Писал осенью 1982 года.
Начало жизни.
Милые мои детки. Милые мои внуки. Давно мне хотелось рассказать о моём житье-бытье, да всё недосуг было. А то лень одолевала. Так вот по этим, наверно, причинам и не собрался до сего дня начать это доброе дело. Сегодня решил, и попробую. А вот удастся ли, сумею ли, пока и сам не знаю. А попробовать надобно. И вот по какой причине: я, например, о своём отце знаю очень мало, а о его отце и того меньше. Всё потому, что он говорить или не хотел, или не умел, или тоже времени не нашёл. Знать о его житье-бытье, хотелось, правда, ведь? Даже фотографии отца и мамы моей нет. Нет не только у меня, по моей вине нет – их ни у кого нет. И не потому, что их не сохранили, не уберегли. Их, милые мои, просто никогда не было! Я, пожалуй, не стану утверждать, по какой причине, потому как мне о том они не говорили.
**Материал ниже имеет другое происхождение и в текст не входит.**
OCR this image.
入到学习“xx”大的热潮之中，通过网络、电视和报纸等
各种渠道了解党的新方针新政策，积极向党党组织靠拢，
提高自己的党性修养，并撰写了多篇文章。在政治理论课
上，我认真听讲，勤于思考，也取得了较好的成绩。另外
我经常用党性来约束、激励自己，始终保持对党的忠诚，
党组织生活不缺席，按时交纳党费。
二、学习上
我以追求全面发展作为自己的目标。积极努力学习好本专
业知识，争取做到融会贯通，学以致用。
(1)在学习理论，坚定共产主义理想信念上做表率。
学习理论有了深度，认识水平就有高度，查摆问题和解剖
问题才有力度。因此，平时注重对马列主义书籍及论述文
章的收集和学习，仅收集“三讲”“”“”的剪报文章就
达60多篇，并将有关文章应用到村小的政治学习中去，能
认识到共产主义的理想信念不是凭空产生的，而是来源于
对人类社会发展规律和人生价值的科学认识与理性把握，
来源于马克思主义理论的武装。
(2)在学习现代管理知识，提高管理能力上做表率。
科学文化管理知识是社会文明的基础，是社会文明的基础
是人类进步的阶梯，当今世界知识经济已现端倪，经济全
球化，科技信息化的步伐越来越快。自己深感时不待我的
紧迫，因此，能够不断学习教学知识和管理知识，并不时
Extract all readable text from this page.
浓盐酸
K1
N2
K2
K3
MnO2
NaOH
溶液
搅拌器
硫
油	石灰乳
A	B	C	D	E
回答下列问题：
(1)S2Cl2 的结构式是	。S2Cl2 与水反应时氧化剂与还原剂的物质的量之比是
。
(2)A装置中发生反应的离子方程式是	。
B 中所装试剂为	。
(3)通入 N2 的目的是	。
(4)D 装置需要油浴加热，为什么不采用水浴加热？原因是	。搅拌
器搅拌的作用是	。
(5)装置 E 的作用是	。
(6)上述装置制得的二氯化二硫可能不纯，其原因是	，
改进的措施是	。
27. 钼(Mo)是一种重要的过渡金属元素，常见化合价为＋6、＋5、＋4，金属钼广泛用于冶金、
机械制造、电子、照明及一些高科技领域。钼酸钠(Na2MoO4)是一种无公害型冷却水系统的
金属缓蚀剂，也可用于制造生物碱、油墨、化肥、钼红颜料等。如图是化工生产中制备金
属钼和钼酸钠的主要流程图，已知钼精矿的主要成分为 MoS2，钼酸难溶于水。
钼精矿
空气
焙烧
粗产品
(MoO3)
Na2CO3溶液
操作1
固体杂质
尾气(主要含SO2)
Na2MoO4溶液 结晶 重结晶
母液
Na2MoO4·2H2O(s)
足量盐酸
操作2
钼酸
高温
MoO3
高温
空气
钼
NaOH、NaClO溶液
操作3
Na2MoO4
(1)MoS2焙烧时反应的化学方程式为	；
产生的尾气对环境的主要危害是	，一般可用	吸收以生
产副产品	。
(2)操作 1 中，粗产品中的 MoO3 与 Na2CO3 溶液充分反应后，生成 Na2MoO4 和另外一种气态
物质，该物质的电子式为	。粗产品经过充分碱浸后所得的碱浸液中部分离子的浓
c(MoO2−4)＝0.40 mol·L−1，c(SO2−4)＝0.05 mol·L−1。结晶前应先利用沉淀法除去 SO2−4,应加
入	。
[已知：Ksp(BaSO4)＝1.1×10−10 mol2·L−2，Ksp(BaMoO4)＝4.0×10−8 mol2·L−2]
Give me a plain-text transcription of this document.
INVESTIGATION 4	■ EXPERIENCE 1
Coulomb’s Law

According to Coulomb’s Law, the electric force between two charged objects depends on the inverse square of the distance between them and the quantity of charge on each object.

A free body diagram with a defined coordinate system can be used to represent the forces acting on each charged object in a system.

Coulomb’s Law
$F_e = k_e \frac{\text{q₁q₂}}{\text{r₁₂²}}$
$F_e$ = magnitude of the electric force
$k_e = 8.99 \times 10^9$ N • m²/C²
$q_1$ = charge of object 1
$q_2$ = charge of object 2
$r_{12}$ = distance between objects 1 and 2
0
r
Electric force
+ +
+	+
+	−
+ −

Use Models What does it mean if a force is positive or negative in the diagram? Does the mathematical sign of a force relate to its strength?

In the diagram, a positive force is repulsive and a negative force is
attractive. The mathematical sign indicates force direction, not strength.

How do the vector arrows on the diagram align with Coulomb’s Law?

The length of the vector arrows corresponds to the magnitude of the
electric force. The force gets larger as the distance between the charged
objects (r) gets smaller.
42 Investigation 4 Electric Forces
Может греха боялись, может времени не нашли, а может фотографа не было. А может, какие другие причины. Так вот, мне – сыну их, трудно представить, вообразить их портрет, тем более их жизненный путь. А вам, наверно, совсем не подсилу такое. Так вот, чтобы не ставить внуков и правнуков моих в столь трудное положение, я и хочу рассказать хотя бы о своём жизненном пути. Пока ещё не забыл.
Так вот, с вашего позволения, я и начну. Родился я, по своей и божьей воле, в деревне, в мужицкой семье, да – у обыкновенного рядового деревенского мужика. Деревня Погорелка. Кто, когда и почему её так назвал, не знаю. Это в Пермской губернии, Оханском уезде, в Дворецкой волости. Это по дороге из села Дворец на завод Нытва. Если поедешь, так в пяти километрах от села Дворец и стоит эта деревня.
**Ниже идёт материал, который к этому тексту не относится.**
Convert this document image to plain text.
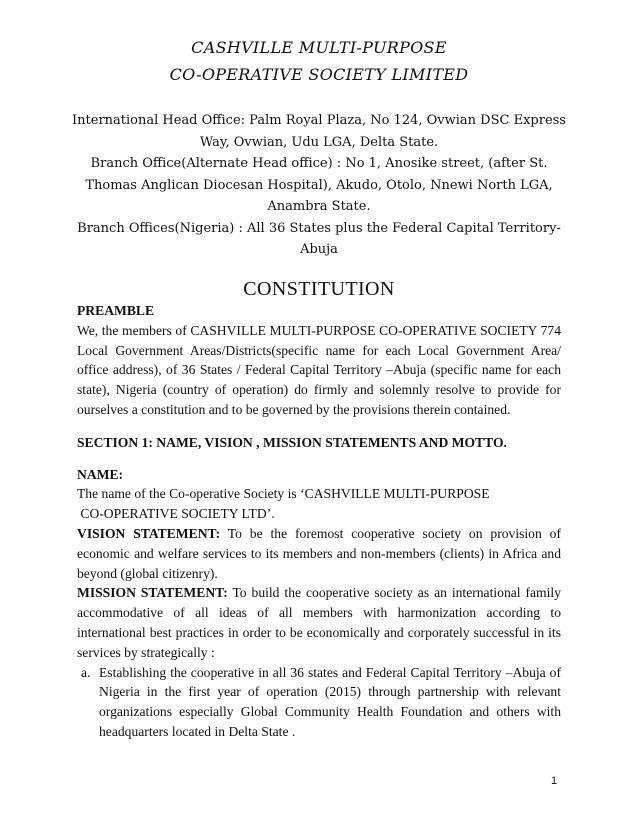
CASHVILLE MULTI-PURPOSE
CO-OPERATIVE SOCIETY LIMITED

International Head Office: Palm Royal Plaza, No 124, Ovwian DSC Express Way, Ovwian, Udu LGA, Delta State.

Branch Office(Alternate Head office) : No 1, Anosike street, (after St. Thomas Anglican Diocesan Hospital), Akudo, Otolo, Nnewi North LGA, Anambra State.

Branch Offices(Nigeria) : All 36 States plus the Federal Capital Territory-Abuja

CONSTITUTION

PREAMBLE

We, the members of CASHVILLE MULTI-PURPOSE CO-OPERATIVE SOCIETY 774 Local Government Areas/Districts(specific name for each Local Government Area/ office address), of 36 States / Federal Capital Territory –Abuja (specific name for each state), Nigeria (country of operation) do firmly and solemnly resolve to provide for ourselves a constitution and to be governed by the provisions therein contained.

SECTION 1: NAME, VISION , MISSION STATEMENTS AND MOTTO.

NAME:

The name of the Co-operative Society is ‘CASHVILLE MULTI-PURPOSE

CO-OPERATIVE SOCIETY LTD’.

VISION STATEMENT: To be the foremost cooperative society on provision of economic and welfare services to its members and non-members (clients) in Africa and beyond (global citizenry).

MISSION STATEMENT: To build the cooperative society as an international family accommodative of all ideas of all members with harmonization according to international best practices in order to be economically and corporately successful in its services by strategically :

a. Establishing the cooperative in all 36 states and Federal Capital Territory –Abuja of Nigeria in the first year of operation (2015) through partnership with relevant organizations especially Global Community Health Foundation and others with headquarters located in Delta State .
1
Она не просто так, рядовая деревня. Это деревня славная! Её далеко вокруг все мужики знали: потому, что в ней большая мельница есть. Мужики за тридцать и больше километров на эту мельницу приезжали зерно на муку молоть. Или перловую крупу делать. Или гречку от шелухи обдирать. Ещё многие привозили лес на доски пилить, или дуб толочь, чтобы потом, при выделке кож или овчин, было чем их дубить.
Так что деревню нашу люди широко знали. Мельница эта – водяная, от водяных колёс в то время, когда я родился, работала. Пруд, где вода скапливалась и хранилась, чтобы колёса было чем крутить. Монахи строили это давно, когда ещё мой дедушка не родился. Давно это было. Местные мужики, да даже девки и парни помогали. Землицы-то далеко возили, да и много. Кому-то и копать и возить было надо. Плотина та большая, чуть не полкилометра в длину будет. Да и высокая. Поди, метров шесть, а то и семь будет. Это на реке Нытва, что ниже плотины Нытвы. А выше плотины в пруд там три ручья собрались в одну точку: скресками называют это место-то. А как эти ручьи называются, если бы на карте посмотреть, то я не знаю.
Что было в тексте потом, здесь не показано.